The strong run has contributed to a big turnaround for Brevan Howard, which saw its firm-wide assets drop below $8 billion last year, down from $40 billion in 2013. But now, the money is starting to flow back in, with the last tally reaching $9.6 billion.

Five Key Stock Market Indicators

As states gradually reopen, the U.S. economy is finally showing signs of life after one of the most significant downturns in history. 

Though many restrictions remain in place across the country, Americans are gaining a greater sense of normalcy as they venture out to restaurants, increase travel and buy new homes. 

These areas track five key indicators that signal a growing revival of the economy as consumers resume familiar routines and move forward from lockdown measures and business closures. 

1. Apple Maps is often a go-to navigation app for many travelers. However, with stay-at-home orders implemented throughout the majority of the U.S. in March and April, many Americans could only venture out for essential reasons, such as a trip to the grocery store. Data from Apple shows a sharp decline in requests for directions on Apple Maps during the early stages of pandemic as lockdown measures were put in place. 

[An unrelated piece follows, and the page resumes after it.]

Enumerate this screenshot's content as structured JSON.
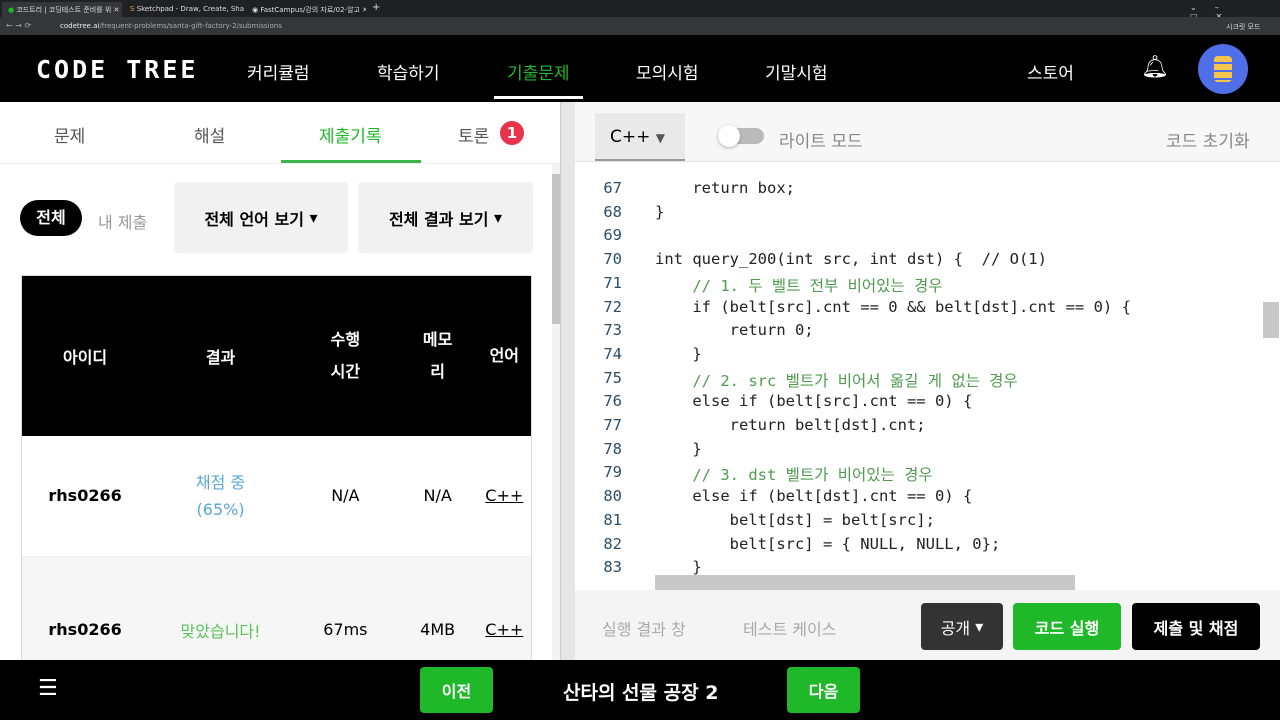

2. The restaurant industry was hit hard by the coronavirus as most states restricted their business to takeout, delivery and curbside pickup. Data from the OpenTable network shows that restaurant bookings plummeted as these regulations were put in place, and were down 100% in the last weeks of March and most of April when compared to last year. 

3.  The pandemic dealt a serious blow to the hotel industry and the broader travel sector, as restrictions were put in place both within the U.S. and abroad. During the initial stages of the outbreak, global hospitality research company STR reported that the occupancy rate for U.S. hotels was at just over 20% in April, a steep drop from their more than 60% occupancy in February. The pandemic also prompted major hotel chains and resorts to temporarily close properties as travelers put their plans on hold. 

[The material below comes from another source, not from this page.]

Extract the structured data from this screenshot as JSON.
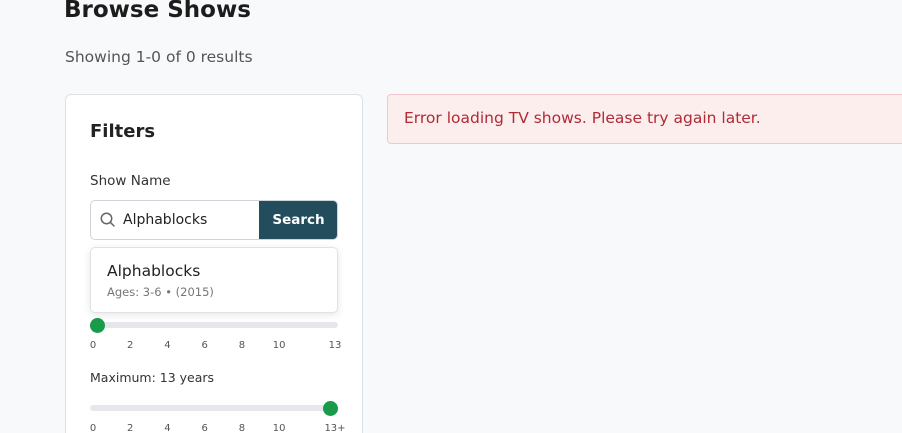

4.  With airlines clamoring for government bailouts to stay afloat, the air travel industry has been one of the most visible parts of the economy impacted by the coronavirus. The daily number of travelers passing through Transportation Security Administration checkpoints fell almost 100% year-over-year in March and April and has picked up only slightly in May, according to data from TSA screenings.

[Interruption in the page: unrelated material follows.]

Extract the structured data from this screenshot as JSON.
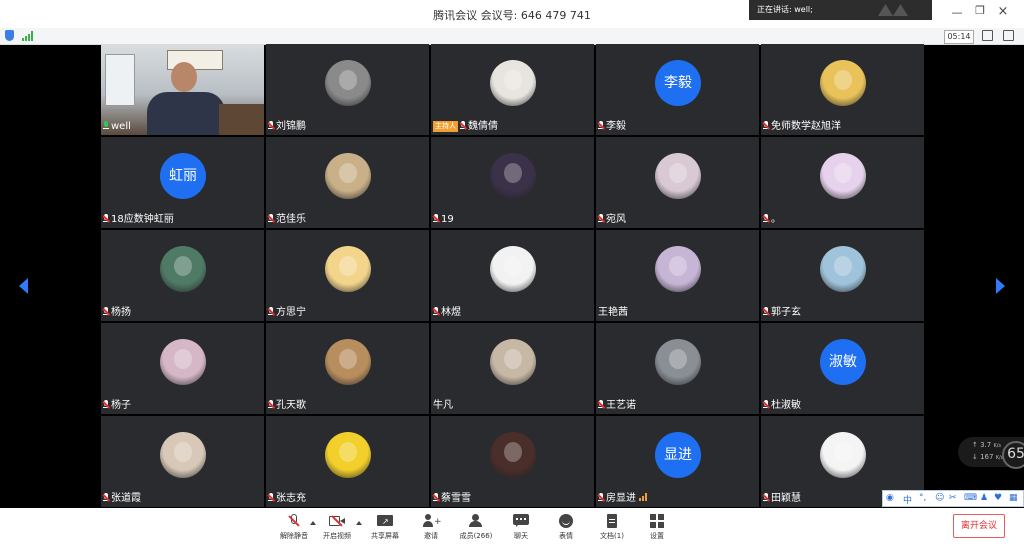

5.  As coronavirus-related restrictions ease, potential homebuyers have been able to tour open houses and resume their search for a new home. Though the single-family home mortgage purchase index saw a more than 30% drop in April when compared to last year, it has since reversed its course, according to data from the Mortgage Bankers Association. The index is now up almost 10% compared to the same period last year, indicating that the home purchase market could be on its way to a quick recovery.